La mamá tuvo que marcharse a Perú para trabajar y así pagar la deuda que logró reprogramar. Aún hoy se debe una parte, pero se salvó la casa. Mónica dice que dieron lucha entre todos, que trabajaron como voceadores de minibús, en una pastelería y en una imprenta.
Que la hermana mayor asumiera las responsabilidades de cuidado permitió que Verónica, la hermana un año menor, se formara como auditora. El hermano, José, salió bachiller y es baterista, tiene pareja y un hijo de dos años. La hermana más pequeña, Mariela, termina el colegio este año.
Entre 2013 y 2019, Mónica vivió para sus hermanos y el trabajo. Acudió a las reuniones del colegio, inscribió, recogió libretas y cumplió con las obras comunales que son obligatorias. “Fui a todas, con qué dinero íbamos a pagar las multas si no; pero muchos padres de familia me regañaban, me señalaban y cuestionaban mi presencia, lo que me hizo sufrir mucho. Quizás, si hubiese sido hermano mayor, todo hubiese sido diferente”.
Y en el mismo sentido, no pocas veces Mónica tuvo que escuchar a parientes decirle a su hermano eso de que “ahora eres el hombre de la casa, tienes que hacerte cargo”, como si ella no contara.
La joven retomó sus estudios en 2015 gracias al impulso de una compañera de colegio. Pudo elegir la universidad alteña, pero, dice Mónica, no tenía información. La amiga le sugirió la UMSA y allí acudió asustada porque “entonces no conocía nada más allá de la Ceja”.
Entre 2013 y 2019, Mónica vivió para sus hermanos. Acudió a las reuniones del colegio, cumplió con las obras comunales obligatorias… “Pero muchos padres de familia me regañaban, me señalaban y cuestionaban mi presencia, lo que me hizo sufrir mucho.
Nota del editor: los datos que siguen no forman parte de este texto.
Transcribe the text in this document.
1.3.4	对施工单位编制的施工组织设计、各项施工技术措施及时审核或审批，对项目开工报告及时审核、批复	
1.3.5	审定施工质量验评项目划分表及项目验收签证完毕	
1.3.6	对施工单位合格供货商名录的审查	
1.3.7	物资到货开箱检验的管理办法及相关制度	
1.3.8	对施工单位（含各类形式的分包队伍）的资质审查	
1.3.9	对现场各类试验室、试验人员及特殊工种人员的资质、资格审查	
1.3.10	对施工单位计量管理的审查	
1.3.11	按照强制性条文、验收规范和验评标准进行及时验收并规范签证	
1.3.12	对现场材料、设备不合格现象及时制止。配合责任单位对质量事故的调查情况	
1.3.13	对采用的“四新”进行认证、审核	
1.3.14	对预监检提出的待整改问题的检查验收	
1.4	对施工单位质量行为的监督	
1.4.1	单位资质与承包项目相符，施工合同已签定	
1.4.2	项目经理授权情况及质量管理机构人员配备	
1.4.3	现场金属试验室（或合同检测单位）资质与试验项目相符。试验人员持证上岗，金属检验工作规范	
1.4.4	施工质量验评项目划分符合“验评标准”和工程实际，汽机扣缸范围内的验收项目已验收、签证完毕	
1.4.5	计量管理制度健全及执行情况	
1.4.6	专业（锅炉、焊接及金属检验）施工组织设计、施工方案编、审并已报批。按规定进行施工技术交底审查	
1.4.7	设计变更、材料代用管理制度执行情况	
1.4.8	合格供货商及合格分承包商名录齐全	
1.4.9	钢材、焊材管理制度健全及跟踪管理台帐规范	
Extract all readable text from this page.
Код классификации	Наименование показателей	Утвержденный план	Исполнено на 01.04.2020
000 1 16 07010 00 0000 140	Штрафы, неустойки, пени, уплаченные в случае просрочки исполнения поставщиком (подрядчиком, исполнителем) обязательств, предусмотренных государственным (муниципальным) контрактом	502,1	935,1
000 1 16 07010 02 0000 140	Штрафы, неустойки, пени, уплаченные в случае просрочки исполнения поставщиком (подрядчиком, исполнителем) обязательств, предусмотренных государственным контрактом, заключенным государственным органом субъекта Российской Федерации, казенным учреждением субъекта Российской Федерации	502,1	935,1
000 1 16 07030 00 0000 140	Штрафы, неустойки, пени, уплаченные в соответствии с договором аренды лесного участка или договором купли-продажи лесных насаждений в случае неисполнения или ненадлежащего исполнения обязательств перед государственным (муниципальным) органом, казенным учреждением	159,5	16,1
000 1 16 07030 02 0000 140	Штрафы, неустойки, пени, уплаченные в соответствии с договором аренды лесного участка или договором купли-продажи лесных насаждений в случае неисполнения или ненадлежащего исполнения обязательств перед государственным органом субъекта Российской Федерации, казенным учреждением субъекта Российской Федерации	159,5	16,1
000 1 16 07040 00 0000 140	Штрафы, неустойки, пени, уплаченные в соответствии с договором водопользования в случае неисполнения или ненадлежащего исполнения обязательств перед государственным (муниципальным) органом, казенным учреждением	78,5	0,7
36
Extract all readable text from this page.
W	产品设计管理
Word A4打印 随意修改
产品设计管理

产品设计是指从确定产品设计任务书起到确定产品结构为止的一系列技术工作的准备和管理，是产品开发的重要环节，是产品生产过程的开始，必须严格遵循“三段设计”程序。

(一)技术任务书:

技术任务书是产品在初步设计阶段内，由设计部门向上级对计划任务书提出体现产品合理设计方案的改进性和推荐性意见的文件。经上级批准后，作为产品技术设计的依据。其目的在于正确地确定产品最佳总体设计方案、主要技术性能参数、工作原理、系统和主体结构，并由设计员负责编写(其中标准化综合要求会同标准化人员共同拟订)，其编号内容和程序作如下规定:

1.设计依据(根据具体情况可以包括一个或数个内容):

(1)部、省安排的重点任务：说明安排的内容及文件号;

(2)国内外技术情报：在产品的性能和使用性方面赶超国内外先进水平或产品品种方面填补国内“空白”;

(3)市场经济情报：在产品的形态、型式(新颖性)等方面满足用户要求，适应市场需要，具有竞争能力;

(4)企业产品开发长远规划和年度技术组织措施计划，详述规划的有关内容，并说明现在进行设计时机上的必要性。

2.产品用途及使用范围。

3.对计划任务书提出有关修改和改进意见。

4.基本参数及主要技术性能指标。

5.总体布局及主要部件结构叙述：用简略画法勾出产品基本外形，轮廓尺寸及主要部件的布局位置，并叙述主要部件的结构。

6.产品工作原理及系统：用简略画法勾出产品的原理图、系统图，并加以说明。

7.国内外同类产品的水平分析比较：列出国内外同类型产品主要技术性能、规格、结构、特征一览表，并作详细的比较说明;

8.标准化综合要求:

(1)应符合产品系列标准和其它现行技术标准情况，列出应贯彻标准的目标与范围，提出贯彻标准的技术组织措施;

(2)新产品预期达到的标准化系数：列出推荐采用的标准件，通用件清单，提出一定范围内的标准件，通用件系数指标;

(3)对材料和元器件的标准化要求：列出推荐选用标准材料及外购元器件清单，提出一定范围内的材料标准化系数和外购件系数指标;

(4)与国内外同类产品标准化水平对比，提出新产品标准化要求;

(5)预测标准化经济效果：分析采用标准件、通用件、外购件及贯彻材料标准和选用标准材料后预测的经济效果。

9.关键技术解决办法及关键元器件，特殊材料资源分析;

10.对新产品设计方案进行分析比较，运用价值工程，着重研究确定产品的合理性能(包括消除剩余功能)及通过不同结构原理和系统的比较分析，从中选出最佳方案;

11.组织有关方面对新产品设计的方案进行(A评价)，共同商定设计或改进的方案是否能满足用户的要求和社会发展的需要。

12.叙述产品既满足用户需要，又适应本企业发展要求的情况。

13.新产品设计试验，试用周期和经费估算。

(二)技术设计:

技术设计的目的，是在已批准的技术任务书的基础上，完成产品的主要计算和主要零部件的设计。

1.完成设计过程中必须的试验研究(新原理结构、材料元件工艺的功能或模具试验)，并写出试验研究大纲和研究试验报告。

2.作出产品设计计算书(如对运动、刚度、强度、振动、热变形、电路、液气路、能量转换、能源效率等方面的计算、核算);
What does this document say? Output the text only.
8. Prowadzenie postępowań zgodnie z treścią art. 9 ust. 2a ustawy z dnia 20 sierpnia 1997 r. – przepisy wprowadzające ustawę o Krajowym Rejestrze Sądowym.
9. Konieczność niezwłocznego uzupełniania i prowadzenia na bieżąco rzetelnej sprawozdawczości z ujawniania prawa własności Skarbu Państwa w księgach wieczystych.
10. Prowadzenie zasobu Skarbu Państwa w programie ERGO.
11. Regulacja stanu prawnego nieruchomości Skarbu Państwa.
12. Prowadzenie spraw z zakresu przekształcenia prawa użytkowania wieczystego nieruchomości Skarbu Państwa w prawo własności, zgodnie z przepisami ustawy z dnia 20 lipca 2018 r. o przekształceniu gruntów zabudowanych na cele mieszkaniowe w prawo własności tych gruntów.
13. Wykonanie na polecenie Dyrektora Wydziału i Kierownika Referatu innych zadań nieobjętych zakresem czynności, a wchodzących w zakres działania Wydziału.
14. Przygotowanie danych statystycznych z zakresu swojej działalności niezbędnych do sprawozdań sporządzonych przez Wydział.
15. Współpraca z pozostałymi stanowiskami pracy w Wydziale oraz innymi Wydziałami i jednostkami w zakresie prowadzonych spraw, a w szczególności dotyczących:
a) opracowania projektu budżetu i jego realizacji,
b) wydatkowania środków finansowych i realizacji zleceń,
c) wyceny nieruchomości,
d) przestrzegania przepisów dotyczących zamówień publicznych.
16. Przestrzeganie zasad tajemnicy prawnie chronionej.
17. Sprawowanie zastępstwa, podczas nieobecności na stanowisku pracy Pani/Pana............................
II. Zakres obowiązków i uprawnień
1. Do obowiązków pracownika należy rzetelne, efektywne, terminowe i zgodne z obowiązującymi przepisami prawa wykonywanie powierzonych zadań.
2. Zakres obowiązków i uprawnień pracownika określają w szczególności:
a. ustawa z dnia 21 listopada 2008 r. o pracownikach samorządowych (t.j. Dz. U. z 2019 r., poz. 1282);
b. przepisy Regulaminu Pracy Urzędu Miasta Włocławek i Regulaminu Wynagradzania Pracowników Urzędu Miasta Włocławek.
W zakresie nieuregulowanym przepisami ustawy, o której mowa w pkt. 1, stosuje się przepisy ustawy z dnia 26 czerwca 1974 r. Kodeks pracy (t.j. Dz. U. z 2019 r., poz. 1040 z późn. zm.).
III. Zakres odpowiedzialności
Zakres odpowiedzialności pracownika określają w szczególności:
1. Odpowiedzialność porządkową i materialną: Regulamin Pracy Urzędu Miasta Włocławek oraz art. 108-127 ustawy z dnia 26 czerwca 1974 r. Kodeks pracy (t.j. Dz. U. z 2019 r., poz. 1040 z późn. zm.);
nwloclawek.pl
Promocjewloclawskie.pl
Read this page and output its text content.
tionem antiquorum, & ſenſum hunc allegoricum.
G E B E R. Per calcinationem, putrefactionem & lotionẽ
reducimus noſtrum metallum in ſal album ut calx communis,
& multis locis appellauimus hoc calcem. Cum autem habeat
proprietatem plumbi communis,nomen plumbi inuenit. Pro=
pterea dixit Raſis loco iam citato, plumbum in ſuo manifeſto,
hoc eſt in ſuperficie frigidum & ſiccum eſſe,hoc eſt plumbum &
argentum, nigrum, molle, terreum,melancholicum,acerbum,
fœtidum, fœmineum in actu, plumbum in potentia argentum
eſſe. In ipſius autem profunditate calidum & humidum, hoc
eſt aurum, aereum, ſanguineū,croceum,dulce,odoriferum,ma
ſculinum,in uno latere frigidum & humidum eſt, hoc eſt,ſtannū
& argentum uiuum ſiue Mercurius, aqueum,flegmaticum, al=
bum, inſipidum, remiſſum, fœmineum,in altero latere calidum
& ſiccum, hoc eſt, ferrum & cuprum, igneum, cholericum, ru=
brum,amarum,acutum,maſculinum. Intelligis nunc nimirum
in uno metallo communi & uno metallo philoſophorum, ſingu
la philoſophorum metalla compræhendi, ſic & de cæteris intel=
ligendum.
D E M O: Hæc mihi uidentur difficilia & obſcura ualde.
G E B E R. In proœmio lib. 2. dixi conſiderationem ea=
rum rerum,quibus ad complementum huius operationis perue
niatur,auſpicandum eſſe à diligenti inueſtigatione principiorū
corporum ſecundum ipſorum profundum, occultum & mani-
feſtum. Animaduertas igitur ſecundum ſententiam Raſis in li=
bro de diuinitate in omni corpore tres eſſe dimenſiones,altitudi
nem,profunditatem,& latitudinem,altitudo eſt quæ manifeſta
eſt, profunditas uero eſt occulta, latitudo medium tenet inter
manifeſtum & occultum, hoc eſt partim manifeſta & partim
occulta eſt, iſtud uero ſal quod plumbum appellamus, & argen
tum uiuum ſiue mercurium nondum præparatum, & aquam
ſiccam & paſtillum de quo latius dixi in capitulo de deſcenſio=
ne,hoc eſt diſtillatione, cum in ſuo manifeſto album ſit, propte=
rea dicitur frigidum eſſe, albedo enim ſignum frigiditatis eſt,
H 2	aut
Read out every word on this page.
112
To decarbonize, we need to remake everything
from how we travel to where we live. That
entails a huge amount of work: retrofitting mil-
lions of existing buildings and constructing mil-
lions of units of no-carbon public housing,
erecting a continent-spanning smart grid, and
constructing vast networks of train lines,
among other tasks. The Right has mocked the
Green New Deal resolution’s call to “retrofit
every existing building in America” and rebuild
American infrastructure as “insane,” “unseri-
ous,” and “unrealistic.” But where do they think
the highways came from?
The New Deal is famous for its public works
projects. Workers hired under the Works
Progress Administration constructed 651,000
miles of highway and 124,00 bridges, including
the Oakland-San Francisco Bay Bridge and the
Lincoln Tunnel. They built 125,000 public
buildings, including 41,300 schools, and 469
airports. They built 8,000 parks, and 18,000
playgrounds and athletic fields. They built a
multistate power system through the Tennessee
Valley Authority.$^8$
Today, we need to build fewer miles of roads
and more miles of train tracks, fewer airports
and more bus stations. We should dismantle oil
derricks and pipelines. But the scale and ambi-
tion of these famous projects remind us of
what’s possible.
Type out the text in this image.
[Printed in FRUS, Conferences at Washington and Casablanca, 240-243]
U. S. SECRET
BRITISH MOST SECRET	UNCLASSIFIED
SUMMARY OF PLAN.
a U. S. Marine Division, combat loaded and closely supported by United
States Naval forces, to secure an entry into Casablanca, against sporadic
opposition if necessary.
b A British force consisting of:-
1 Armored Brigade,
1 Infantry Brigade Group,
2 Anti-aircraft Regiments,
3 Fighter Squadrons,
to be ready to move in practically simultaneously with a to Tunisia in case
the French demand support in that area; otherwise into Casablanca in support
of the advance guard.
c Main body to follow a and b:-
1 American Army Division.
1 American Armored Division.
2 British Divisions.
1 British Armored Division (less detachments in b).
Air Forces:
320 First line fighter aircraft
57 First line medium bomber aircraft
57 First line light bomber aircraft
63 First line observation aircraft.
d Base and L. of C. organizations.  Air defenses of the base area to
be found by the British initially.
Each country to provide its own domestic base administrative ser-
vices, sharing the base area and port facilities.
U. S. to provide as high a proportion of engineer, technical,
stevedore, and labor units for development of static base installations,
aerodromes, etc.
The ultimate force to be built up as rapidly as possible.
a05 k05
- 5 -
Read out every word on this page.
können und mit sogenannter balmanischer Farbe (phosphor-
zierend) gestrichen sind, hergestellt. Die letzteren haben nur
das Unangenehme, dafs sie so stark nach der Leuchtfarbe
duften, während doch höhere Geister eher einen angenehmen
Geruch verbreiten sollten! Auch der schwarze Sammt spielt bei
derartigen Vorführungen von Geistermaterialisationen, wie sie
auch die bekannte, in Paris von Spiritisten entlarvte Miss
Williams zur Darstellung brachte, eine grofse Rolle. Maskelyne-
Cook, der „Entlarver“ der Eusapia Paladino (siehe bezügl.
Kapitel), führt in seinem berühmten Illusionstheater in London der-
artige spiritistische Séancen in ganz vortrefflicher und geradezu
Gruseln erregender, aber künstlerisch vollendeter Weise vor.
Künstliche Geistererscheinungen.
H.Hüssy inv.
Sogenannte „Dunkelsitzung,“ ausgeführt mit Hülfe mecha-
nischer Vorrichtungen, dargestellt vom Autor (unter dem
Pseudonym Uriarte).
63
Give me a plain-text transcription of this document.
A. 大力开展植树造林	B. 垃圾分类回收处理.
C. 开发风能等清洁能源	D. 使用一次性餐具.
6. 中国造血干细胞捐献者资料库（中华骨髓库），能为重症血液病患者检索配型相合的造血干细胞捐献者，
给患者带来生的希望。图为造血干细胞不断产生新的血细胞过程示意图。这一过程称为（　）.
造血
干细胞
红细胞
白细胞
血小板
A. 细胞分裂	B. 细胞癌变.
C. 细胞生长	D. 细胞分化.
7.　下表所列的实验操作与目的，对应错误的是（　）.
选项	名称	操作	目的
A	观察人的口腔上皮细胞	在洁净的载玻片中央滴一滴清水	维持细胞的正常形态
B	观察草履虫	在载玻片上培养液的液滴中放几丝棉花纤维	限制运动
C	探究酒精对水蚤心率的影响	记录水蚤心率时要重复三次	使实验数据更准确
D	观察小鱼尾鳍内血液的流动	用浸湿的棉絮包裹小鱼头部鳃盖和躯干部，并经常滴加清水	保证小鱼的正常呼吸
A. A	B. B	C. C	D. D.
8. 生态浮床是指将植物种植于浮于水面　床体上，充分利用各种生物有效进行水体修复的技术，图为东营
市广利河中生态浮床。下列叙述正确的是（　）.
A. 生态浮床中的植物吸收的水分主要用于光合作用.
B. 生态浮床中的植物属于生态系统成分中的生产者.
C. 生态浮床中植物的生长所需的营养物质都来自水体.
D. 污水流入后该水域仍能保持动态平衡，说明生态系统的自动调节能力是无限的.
Quizás, si hubiese sido hermano mayor, todo hubiese sido diferente”.
La promesa hecha a su padre, el sacrificio de su madre y su propio deseo de sobresalir le dieron la fuerza para rendir la prueba e ingresar a la carrera. En segundo año obtuvo la beca universitaria y así pudo seguir hasta terminar en 2019.
Recuerda sus días de estudiante con nostalgia. “Me levantaba muy temprano para preparar el desayuno y el almuerzo que dejaba envuelto para cuando mis hermanitos retornaran de clases. Me iba luego a trabajar y por las tardes a pasar clases”. Algunas noches, al regresar, “mis hermanitos estaban dormidos y yo me ponía a realizar las labores del hogar; otras, los encontraba haciendo tareas y me quedaba con ellos hasta que acabaran y luego me ponía a estudiar”. Lo cierto es que Mónica dormía poco.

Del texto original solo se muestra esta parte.